沈吟月覺得自己在黑暗中獨自走了很久,後來她看到一束光,光束中有一個很小很小的孩子,那孩子哀傷地看著她,她正要上前去問幾句時,那孩子的身影突然在她麵前散了。
“不要!”
沈吟月大叫一聲醒了過來。
“郡主,你可算醒了。”連枝眼睛都哭腫了。
沈吟月左右看了看,認出這是自己在逍遙王府的寢室,她讓連枝扶她起來:“連枝,我沒事。這是什麼時辰了?”
“您睡了三天三夜。”連枝抱住她,“郡主,您彆起來,大夫讓您必須躺著。”
連枝堅持,沈吟月也無法,隻能再次躺平。
閉上眼的時候,她下意識將手放到腹部。
突然她想起了夢中的那個哀傷的孩子,沈吟月猛然一驚:“連枝,我的孩子怎麼樣?”
連枝一頓,她正在斟酌用詞,床尾處突然響起一道男聲:“孩子沒了。”
“胎兒沒了?怎麼會沒了?”沈吟月急得爬起來,“我明明——不!”
那塊石頭砸中了她,她倒下的時候下意識護住了腹部,這樣還是沒能護住胎兒嗎?
“沒了也好。”容戰淡聲,“一個不被期待的孩子,來到這個世上也是受苦,如今對他來說是解脫。

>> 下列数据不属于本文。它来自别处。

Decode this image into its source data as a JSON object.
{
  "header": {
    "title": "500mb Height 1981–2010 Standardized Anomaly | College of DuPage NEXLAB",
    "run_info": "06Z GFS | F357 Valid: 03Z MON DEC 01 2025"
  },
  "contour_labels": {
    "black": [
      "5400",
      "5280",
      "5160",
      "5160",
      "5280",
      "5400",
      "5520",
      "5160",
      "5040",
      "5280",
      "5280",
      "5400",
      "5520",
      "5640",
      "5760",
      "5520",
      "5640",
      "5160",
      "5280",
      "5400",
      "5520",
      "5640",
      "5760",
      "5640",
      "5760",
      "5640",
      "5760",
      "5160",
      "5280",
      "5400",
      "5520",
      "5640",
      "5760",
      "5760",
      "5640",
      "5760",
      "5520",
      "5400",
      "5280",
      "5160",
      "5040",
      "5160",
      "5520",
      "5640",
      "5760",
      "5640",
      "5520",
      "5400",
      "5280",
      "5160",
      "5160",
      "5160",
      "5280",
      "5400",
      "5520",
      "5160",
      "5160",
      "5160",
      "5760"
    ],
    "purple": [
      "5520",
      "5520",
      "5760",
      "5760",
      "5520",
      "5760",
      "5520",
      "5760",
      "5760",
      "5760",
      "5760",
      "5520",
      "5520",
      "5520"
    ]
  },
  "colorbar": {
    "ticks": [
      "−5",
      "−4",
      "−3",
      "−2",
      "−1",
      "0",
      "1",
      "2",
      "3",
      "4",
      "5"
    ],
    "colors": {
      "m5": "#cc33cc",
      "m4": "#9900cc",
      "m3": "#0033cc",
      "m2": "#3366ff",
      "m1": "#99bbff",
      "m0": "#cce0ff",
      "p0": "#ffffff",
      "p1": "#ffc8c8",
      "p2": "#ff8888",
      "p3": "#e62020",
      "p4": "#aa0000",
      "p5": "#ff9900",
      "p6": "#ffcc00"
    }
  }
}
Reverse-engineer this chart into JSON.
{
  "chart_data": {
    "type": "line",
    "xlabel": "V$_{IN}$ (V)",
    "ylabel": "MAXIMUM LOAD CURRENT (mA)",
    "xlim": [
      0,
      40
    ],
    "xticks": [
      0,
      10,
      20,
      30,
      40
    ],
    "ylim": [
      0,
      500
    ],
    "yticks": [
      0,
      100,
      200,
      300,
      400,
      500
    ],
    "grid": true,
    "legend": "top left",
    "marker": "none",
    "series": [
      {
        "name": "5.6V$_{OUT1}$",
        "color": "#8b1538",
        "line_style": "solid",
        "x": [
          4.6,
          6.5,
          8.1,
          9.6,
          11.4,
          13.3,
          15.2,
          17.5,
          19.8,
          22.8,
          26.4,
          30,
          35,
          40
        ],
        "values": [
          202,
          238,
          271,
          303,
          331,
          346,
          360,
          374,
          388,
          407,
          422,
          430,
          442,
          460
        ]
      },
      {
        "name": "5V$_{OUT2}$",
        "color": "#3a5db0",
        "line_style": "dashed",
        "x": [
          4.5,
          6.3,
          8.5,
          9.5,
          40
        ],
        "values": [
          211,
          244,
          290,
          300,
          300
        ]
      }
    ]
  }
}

”
他與她曾有過一個孩子,可等他知道的時候,孩子已經沒了。
快兩個月了,她愣是一聲不吭,每日都往外跑。
若是她對這個孩子有過期待,她定然不會拿自己的身體與胎兒開玩笑。
她一點也不想擁有他的孩子。
終究是他強求了。
“不被期待的孩子……”沈吟月心都冷了,“原來這就是你的態度,我明白了。連枝,扶我起來。”
“郡主您的身體——”
“我無礙,扶我起來!”
連枝無法,隻能去扶沈吟月:“郡主,您不要任性,王爺他根本不是那個意思,他隻是——”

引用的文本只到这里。